The dominant cultural values, beliefs and aspirations of society can determine what education and play should truly look like (Wood, 2010, p.13). The culture of the setting can determine what they are allowed to play with or not (Wood, 2010, p.13). A setting should provide ‘challenging and appropriate play-based content reflecting individual needs’ (DfES, 2007, P.8). However, the quality of play is to be followed in relation to ‘learning as acquisition’. Practitioners are to follow different pedological approaches which involve adult-led and child-initiated activities as well as ‘free’ and structured play (Wood, 2010, p.16).

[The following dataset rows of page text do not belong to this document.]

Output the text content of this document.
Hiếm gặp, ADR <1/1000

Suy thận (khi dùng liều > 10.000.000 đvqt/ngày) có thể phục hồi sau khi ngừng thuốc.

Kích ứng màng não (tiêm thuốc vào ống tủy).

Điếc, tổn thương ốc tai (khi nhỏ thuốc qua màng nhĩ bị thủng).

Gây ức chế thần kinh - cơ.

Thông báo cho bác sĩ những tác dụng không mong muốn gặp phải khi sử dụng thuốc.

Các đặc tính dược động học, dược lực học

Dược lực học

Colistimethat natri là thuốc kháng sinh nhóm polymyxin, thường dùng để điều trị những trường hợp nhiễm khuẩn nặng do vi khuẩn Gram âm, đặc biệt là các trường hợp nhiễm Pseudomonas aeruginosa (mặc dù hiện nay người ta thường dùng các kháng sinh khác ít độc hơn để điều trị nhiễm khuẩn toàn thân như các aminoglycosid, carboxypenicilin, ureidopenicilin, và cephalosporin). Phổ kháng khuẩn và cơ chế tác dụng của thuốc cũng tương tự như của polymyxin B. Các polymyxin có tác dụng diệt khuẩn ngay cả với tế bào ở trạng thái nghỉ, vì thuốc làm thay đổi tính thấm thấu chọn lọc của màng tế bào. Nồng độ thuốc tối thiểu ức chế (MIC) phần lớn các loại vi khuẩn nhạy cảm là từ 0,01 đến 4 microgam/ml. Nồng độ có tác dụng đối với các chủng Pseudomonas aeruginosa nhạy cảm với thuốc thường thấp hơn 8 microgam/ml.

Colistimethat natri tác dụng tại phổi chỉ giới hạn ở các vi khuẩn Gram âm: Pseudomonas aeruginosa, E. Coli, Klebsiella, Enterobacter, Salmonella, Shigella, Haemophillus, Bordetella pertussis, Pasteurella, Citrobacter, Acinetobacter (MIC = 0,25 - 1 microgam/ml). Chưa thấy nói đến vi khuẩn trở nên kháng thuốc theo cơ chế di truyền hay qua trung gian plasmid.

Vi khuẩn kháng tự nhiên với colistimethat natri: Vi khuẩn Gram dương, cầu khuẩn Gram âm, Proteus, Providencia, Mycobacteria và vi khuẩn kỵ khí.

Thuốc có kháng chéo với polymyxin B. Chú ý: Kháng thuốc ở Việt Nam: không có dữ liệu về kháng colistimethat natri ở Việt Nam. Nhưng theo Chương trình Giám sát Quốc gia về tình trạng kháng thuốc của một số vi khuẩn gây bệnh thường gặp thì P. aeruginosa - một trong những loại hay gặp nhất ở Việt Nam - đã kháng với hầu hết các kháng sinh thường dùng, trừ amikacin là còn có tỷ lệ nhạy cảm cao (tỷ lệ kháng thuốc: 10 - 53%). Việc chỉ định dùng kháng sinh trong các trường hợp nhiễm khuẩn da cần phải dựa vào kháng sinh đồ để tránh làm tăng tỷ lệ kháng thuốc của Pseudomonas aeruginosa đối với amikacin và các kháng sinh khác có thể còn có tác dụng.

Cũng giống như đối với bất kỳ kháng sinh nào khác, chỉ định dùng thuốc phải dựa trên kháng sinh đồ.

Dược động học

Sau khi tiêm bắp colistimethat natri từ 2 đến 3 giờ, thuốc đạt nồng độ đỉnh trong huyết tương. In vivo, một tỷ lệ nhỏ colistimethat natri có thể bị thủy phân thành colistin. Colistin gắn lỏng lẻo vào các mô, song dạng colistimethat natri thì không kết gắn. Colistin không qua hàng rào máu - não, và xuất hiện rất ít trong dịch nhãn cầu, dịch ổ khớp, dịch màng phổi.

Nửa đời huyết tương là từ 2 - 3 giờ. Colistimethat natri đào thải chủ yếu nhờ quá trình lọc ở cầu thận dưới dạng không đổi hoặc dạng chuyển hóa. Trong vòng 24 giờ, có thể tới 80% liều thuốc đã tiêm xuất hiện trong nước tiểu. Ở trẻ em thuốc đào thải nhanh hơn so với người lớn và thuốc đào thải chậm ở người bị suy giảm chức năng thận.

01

In conclusion globalisation is always been affecting and is still is affecting Early Childhood Education and Care. It has had a big impact on how it shares its views internationally. It is something that always is being looked at on how we should have high care and education for children. Culture and pedagogy have a clear link to one another and influence the way play is portrayed for children. Play generates culture that is separate from the adult world. Play allows children to express themselves in many ways as well as helping their learning and development. Children’s rights should be made clear to every child and adult to ensure that the child’s rights are put in to place. Consideration needs to be taken when other countries are involved as their values may vary. The quality of care and education is important to make sure that children are doing what they should be for the age to be kept safe. Children need that stability to be able to play in line with along with their cultural beliefs and pedagogical views that they are a part of.